Noblesse Oblige


I listened to the ridiculous old booby Lord John Prescott give evidence to the Leveson Inquiry yesterday.

If LJP's not the most inarticulate man in Britain - I'll swear I'll hop on one leg all the way to Motherwell Civic Centre - and back.

As far as I can gather - and I listened very attentively - old Two Jags thinks he is the victim of a terrible conspiracy.

Because his name appears on a list drawn up in 2006 by a private investigator - Glenn Mulcaire - working for News International.

But you can see why the deputy Prime Minister of the day was of interest to the press - because he was  conducting a clandestine affair with a junior civil servant - his diary  secretary at the time, Tracey Temple.

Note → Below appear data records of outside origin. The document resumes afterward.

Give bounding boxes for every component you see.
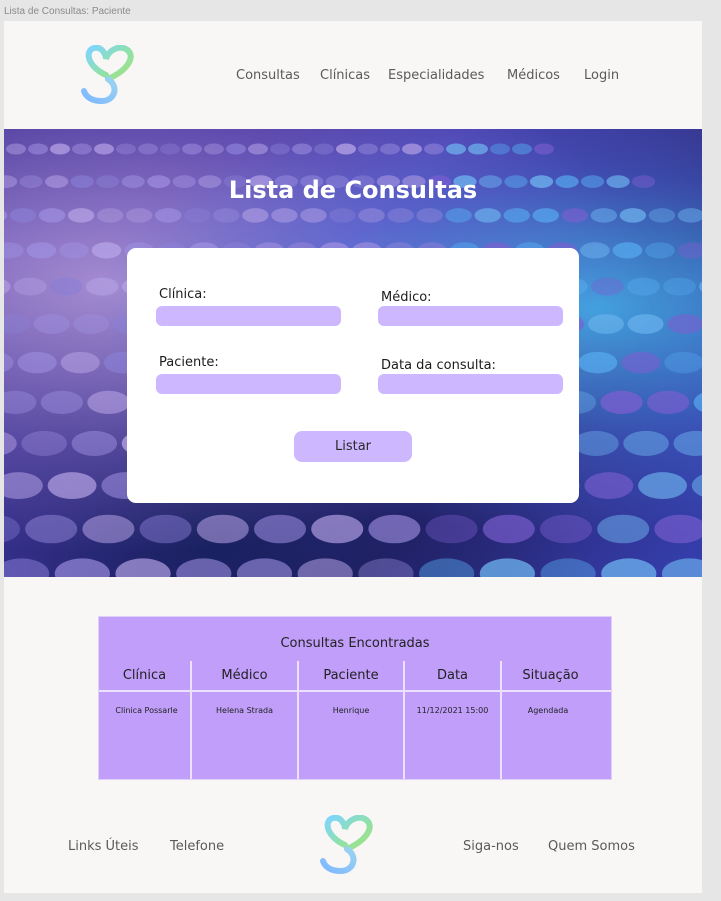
cell-situacao: Agendada [527,706,569,715]
data-consulta-input[interactable] [378,374,563,394]
main-nav: Consultas Clínicas Especialidades Médico… [4,68,702,88]
column-header-medico: Médico [221,668,268,683]
frame-label: Lista de Consultas: Paciente [4,6,131,17]
medico-input[interactable] [378,306,563,326]
nav-item-clinicas[interactable]: Clínicas [320,68,370,83]
medico-label: Médico: [381,290,432,305]
clinica-input[interactable] [156,306,341,326]
header-divider [99,690,611,692]
cell-medico: Helena Strada [216,706,273,715]
page: Consultas Clínicas Especialidades Médico… [4,21,702,893]
page-title: Lista de Consultas [228,176,478,204]
cell-paciente: Henrique [332,706,370,715]
data-consulta-label: Data da consulta: [381,358,496,373]
hero-banner: Lista de Consultas Clínica: Médico: Paci… [4,129,702,577]
paciente-input[interactable] [156,374,341,394]
column-header-data: Data [436,668,469,683]
column-header-paciente: Paciente [323,668,379,683]
nav-item-especialidades[interactable]: Especialidades [388,68,484,83]
nav-item-login[interactable]: Login [584,68,619,83]
nav-item-consultas[interactable]: Consultas [236,68,300,83]
column-header-situacao: Situação [522,668,579,683]
paciente-label: Paciente: [159,355,219,370]
footer-telefone[interactable]: Telefone [170,839,224,854]
search-form: Clínica: Médico: Paciente: Data da consu… [127,248,579,503]
clinica-label: Clínica: [159,287,207,302]
column-header-clinica: Clínica [122,668,167,683]
footer-siga-nos[interactable]: Siga-nos [463,839,519,854]
cell-clinica: Clinica Possarle [115,706,178,715]
nav-item-medicos[interactable]: Médicos [507,68,560,83]
cell-data: 11/12/2021 15:00 [416,706,489,715]
heart-s-logo-icon[interactable] [317,815,375,877]
footer-quem-somos[interactable]: Quem Somos [548,839,635,854]
footer-links-uteis[interactable]: Links Úteis [68,839,139,854]
results-table: Consultas Encontradas Clínica Médico Pac… [98,616,612,780]
results-title: Consultas Encontradas [280,636,430,651]
listar-button[interactable]: Listar [294,431,412,462]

So why wouldn't the media want to expose the old goat?

Because there was a good argument for sacking the deputy PM - for mixing together his professional and personal lives - though what the much younger woman saw in  the now 73-year-old Lord Prescott is anyone's guess.

In any event Lord Prescott has now received a £40,000 settlement from News International - without producing a shred of evidence to show that he suffered any actual harm or financial loss.

At one point in his evidence Lord Prescott said he did not use the voicemail on his mobile phone - because "it means you have got to reply to them if they leave a message".

Exactly, that's the whole point of having a mobile phone with a messaging service - so that government colleagues can contact you and get you to ring back if necessary - in the event of some urgent official business.

So it's pretty unebelievable that a person in high public office like the deputy Prime Minister - could be out of reach for long periods - unless it was inconvenient to be contactable in the first place of course.

Nowadays Prescott is treated a minor TV celebrity - he pops up absolutely everywhere - like a Labour version of the former Tory minister - Ann Widdecombe.

Someone told me LJP appeared in Hello Magazine a while back - which ran a big feature on LJP's big house in Hull - under the grand title 'Prescott's Castle' would you believe.

But I'm drawing a clear line in the sand.

If old Two Jags appears on the next series of Strictly Come Dancing, then that's it - I'm definitely asking for my licence fee back.